Paul Krugman is
dismayed by something Christopher Sims said a Jackson Hole
Sims said
Fiscal expansion can replace ineffective monetary policy at the zero lower bound, but fiscal expansion is not the same thing as deficit finance. It requires deficits aimed at, and conditioned on, generating inflation. The deficits must be seen as fi- nanced by future inflation, not future taxes or spending cuts.
I promise that my immediate thought when I read the Sims quote somewhere else yesterday is that another effective fiscal stimulus would be increased government consumption whether financed by future spending cuts, future taxes or even current taxes with no increase in the deficit ever.

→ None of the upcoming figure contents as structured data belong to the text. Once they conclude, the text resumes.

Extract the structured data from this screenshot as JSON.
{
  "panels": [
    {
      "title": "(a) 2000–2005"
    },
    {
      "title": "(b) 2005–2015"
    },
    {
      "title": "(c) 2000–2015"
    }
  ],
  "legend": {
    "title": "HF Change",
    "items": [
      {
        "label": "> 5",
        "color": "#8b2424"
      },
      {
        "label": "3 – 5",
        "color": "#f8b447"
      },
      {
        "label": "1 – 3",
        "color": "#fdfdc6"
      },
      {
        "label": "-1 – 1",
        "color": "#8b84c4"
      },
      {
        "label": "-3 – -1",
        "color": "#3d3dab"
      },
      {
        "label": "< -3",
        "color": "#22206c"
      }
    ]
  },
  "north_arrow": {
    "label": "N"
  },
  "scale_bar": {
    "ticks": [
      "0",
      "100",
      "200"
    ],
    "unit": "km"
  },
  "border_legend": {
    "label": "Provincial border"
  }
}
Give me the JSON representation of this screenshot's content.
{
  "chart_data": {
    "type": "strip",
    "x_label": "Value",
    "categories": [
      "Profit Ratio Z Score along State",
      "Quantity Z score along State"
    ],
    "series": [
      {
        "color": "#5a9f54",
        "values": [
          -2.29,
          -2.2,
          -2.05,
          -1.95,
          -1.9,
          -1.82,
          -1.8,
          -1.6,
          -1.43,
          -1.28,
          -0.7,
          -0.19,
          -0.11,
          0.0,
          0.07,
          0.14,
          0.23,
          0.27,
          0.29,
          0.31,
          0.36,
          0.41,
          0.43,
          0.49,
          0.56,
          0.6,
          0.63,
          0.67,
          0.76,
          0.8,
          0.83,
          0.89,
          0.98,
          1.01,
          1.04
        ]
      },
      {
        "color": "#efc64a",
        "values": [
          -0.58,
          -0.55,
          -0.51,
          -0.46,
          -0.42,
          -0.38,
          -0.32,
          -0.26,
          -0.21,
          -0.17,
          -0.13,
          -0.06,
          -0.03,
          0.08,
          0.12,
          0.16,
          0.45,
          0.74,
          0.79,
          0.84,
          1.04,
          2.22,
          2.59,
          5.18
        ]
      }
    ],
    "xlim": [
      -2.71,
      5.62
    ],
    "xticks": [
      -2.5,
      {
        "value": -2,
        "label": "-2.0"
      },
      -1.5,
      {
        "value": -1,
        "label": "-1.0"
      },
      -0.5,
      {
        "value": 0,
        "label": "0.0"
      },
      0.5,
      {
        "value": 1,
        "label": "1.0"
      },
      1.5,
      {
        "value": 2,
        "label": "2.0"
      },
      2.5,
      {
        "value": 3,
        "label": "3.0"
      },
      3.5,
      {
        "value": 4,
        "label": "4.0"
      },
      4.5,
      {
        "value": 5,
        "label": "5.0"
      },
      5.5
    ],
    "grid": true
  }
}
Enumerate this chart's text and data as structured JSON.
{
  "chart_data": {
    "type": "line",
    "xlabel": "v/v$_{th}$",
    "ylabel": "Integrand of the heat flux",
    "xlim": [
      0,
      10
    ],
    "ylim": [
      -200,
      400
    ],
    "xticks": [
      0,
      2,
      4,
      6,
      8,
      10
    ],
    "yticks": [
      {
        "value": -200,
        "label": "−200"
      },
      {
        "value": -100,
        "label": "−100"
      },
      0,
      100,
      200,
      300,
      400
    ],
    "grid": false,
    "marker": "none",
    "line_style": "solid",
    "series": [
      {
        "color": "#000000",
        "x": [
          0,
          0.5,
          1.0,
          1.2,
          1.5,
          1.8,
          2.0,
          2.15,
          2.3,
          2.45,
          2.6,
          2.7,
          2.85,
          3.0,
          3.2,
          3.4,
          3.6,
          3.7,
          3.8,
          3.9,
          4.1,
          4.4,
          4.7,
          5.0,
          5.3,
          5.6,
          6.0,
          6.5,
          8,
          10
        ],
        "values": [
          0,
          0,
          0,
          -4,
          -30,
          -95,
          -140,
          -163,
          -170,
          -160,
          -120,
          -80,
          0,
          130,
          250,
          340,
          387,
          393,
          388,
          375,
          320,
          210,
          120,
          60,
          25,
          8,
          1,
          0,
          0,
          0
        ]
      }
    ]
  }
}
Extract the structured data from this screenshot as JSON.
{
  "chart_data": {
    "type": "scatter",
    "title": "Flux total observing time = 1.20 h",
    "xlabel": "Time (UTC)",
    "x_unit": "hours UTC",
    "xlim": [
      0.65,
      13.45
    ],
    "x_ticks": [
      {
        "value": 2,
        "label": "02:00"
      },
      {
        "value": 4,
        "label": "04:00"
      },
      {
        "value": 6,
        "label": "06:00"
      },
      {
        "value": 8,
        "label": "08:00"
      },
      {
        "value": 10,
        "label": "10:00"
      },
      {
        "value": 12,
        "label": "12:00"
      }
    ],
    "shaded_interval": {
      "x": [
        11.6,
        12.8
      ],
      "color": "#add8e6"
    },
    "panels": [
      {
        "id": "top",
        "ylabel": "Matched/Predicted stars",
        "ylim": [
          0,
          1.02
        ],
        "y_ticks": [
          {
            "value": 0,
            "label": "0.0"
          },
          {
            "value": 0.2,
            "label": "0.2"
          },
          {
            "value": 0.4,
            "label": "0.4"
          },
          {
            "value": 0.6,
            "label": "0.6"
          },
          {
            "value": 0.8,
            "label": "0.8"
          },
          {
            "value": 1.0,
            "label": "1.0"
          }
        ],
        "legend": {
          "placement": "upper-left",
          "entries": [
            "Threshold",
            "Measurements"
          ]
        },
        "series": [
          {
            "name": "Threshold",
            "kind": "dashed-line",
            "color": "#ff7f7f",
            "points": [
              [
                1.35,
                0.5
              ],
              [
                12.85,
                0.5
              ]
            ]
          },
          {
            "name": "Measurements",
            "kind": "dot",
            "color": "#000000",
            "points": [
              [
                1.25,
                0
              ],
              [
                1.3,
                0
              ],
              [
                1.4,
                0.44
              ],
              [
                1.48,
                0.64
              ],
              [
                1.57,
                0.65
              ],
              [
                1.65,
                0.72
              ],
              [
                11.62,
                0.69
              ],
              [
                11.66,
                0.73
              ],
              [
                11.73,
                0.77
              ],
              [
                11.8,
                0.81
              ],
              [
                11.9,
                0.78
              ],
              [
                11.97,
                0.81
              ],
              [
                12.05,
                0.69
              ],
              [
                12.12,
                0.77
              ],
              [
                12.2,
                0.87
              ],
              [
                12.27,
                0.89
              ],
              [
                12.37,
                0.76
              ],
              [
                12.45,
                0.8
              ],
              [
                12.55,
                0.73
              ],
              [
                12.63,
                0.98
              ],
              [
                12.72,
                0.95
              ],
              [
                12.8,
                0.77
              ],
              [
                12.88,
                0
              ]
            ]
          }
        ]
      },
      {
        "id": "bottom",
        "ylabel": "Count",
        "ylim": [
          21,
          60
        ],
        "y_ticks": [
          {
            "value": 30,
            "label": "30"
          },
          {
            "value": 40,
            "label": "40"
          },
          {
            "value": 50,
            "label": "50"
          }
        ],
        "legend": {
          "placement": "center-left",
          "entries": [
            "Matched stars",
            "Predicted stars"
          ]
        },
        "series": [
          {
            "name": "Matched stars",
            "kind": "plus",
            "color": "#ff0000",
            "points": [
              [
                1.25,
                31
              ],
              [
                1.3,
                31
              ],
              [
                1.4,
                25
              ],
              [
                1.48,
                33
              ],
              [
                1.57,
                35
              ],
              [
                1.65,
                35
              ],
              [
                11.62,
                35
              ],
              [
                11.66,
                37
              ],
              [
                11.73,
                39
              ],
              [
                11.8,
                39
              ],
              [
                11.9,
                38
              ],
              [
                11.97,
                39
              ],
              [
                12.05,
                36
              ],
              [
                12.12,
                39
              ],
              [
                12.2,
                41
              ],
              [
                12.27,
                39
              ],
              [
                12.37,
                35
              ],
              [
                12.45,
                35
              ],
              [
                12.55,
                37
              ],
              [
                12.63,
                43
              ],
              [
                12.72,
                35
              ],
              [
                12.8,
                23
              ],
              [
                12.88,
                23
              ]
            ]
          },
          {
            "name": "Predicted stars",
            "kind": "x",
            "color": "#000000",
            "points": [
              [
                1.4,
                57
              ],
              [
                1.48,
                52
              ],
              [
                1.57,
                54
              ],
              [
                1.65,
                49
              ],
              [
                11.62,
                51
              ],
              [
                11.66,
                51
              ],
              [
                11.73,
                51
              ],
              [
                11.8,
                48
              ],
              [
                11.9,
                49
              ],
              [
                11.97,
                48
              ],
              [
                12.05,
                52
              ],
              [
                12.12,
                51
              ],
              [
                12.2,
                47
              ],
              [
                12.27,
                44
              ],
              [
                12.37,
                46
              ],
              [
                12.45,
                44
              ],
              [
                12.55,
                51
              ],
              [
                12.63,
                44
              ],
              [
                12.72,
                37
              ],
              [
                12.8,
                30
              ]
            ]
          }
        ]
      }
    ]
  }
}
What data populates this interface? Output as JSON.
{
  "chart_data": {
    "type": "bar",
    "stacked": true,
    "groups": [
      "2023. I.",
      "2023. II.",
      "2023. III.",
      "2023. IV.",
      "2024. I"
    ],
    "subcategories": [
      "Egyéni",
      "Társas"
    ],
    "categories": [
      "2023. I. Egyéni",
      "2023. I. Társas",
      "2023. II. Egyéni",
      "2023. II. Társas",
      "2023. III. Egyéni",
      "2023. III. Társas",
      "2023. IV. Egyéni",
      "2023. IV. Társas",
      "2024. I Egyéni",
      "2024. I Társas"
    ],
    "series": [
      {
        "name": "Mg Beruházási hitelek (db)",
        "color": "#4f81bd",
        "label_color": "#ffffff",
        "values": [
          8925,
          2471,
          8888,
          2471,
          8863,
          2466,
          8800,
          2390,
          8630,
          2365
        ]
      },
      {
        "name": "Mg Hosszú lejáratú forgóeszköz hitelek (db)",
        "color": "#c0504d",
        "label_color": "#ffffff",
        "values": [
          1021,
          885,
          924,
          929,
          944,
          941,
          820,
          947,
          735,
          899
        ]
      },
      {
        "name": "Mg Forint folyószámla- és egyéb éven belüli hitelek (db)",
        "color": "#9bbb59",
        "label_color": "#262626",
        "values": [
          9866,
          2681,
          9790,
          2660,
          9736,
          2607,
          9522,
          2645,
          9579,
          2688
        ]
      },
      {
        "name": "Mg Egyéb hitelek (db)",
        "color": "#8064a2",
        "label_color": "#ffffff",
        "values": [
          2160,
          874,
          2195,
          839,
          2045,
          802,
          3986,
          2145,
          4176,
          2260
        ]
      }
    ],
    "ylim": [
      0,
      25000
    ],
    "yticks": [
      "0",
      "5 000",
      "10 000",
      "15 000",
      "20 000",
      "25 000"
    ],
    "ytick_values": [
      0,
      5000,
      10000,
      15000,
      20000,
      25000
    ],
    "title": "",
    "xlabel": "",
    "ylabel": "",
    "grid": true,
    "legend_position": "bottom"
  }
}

I sense the long term damage done by Milton Friedman's rhetorical brilliance. Friedman somehow managed to redefine Keynesian stimulus as temporary tax cuts and not as temporary deficit financed spending increases (which is you know (at least I hope you know) the policy that Keynes actually advocated).
Sims makes it fairly clear that he is not considering spending increases. I don't know why. The statement "fiscal expansion ... requires deficits" is false for all existing macroeconomic models and makes no sense *unless* fiscal is interpreted to mean "based on taxes alone for given government spending".
DeLong is in the title for two reasons. First he remarked somewhere on the amazing success of Friedman's rhetorical trick (one among his many completely brilliant, unscrupulous and successful triks: others are saying that keeping the growth of the money supply constant via constant monetoriing and intervention is laissez faire, saying the Fed caused the great depression because he thinks the Fed could have countered the private sector crisis (as it tried to do in 2008 so the current evidence is that the Fed could have made the great depression a great recession), and pretending that prominent Keynesians claimed that the expectations unaugmented Phillips curve was stable). Second, he regularly has the effect on me that Sims had on Krugman when he writes things to the effect that *THE* solution to inadequate aggregate demand in a liquidity trap is to increase the supply of safe assets. I try to always comment that balanced budget fiscal expansion would also work without any increase in the supply of any assets. He always agrees until the next time he writes that.
There is something strange going on there in Berkeley & Jackson Hole . I am at least as confused as Paul Krugman (as is usual).
update: There is a third reason to put Brad in the title. He wrote this post before I did, then added an interesting post with a model and all that. He usefully adds that Sims might also have considered a model in which there is government spending but GDP is defined as GDP-G, that is there is no fiscal stimulus do to increased spending if the multiplier is 1. It is indeed true that a lot of Ricardianoid arguments are based on the equation 1=0 in which "multiplier effects" mean a multiplier greater than 0 if one is discussing optimal policy and a multiplier greater than one if one is discussing the evidence. I hit post and *then* surfed over to Brad's blog (usually a mistake).